Rational maps are generalizations of morphisms of algebraic varieties.

Algebraic geometry is all about understanding varieties via their coordinates functions. For affine varieties it is great. But for complete varieties it raises problems. On complete varieties, there are no non-constant global regular functions. So, what do you do about this? The remedy is that, we want to allow more functions. The condition that a function be defined everywhere is too strict, we want to allow functions that are not defined on some small sets, just like meromorphic functions (functions with poles).
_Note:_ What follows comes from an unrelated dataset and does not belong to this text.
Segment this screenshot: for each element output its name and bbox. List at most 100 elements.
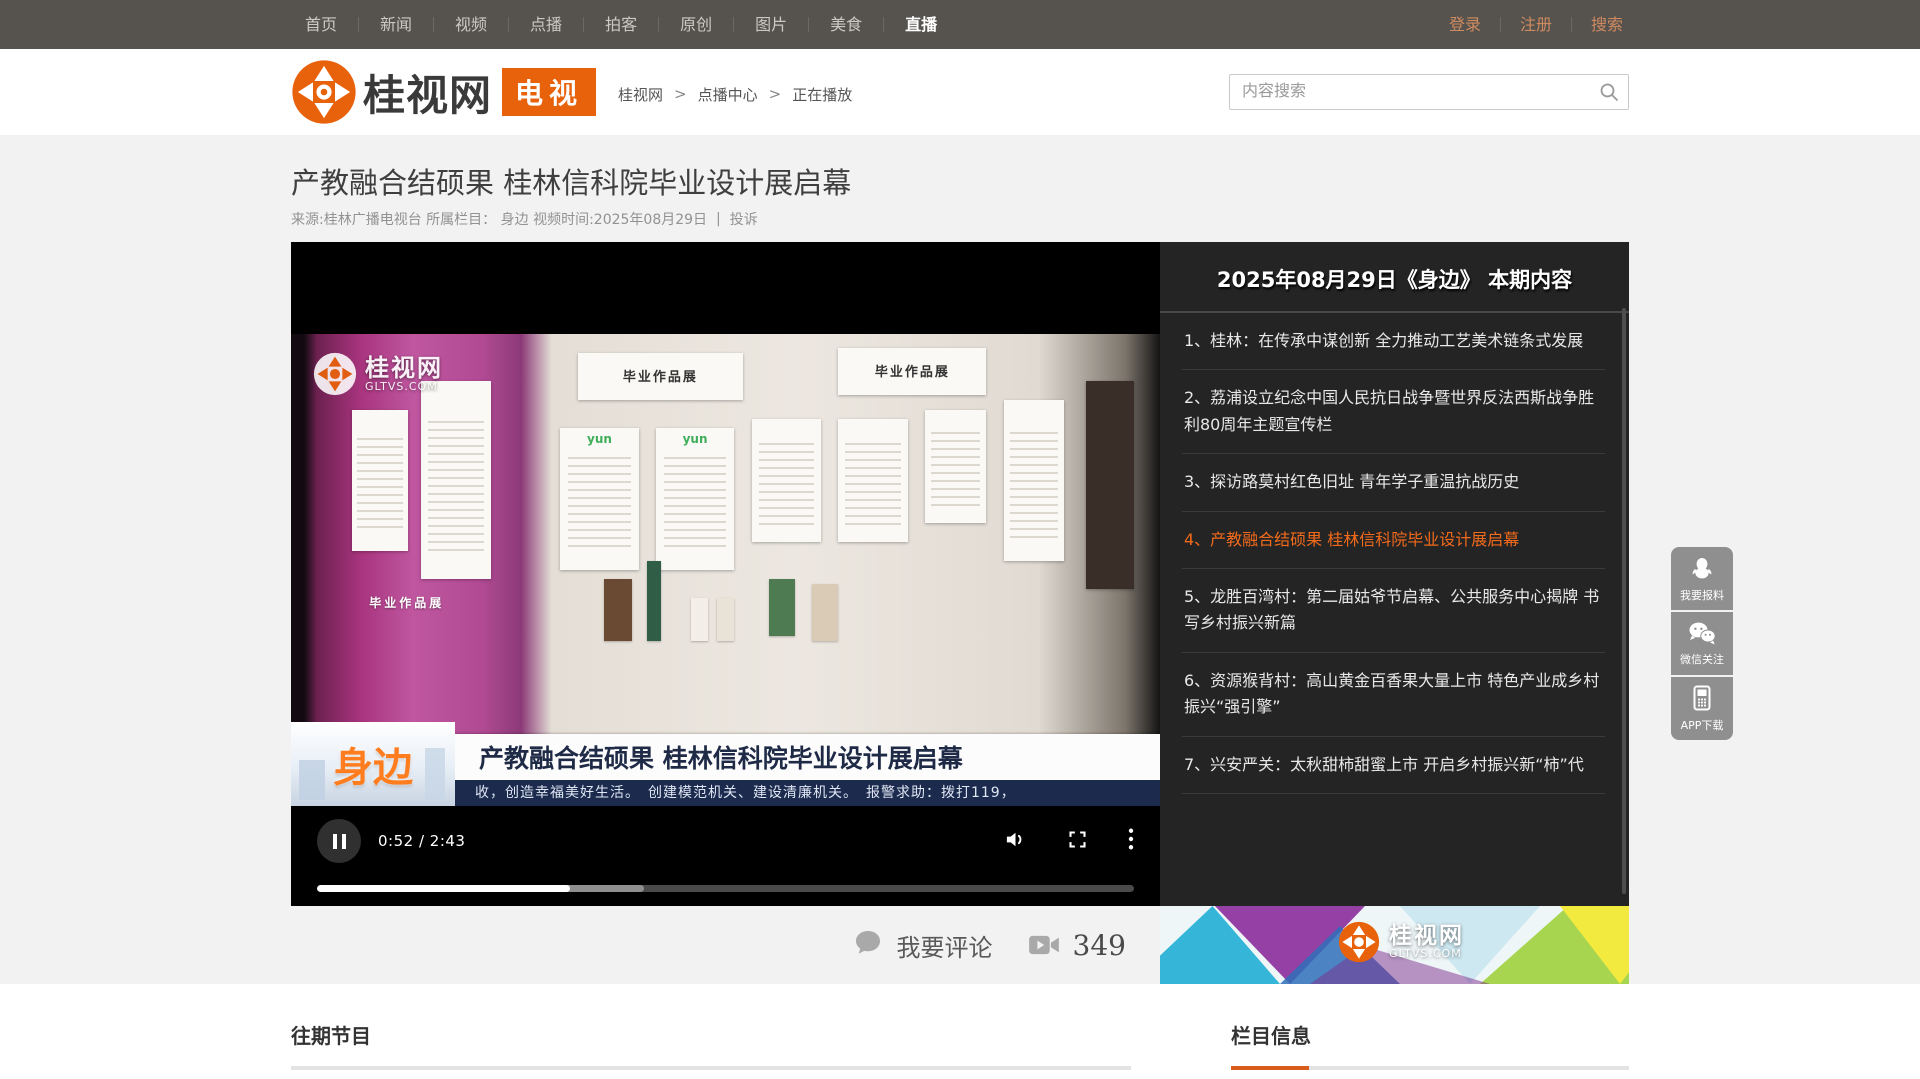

More generally, we will allow maps defined only on dense open subsets. Recall that a set is called dense if its closure is the whole set. The bonus is that it allows us to study “bad” functions.

Let $X,Y$ be algebraic varieties. Remember that our idea is to study functions defined on dense, open subsets, up to equality on a dense open subset. We will explain what equality mean in the next paragraph.

Consider pairs $(U,f)$ and $(V,g)$, where $U,V$ are open dense subsets of $X$, which inherits the variety (sheaf) structure, whose elements are $f$ and $g$. These two pairs are said to be equal if on some dense open subset of their intersection $W \subset U\cap V$, we have $f \mid_ {W}=g \mid_ {W}$. Roughly speaking ,two equivalent pairs can be regarded as two patches of the same thing.

Definition. A rational map from $X$ to $Y$ is an equivalence class of pairs $(U,f)$ of a dense, open subset $U\subset X$ and a morphism $f: U\to Y$.

If you don’t like the idea equivalence class, just think of the rational map as maps on dense, open subset of $X$ but with a weaker notion of equality, two maps are equal if they agree on some dense open subset. It is denoted by $f: \dashrightarrow Y$.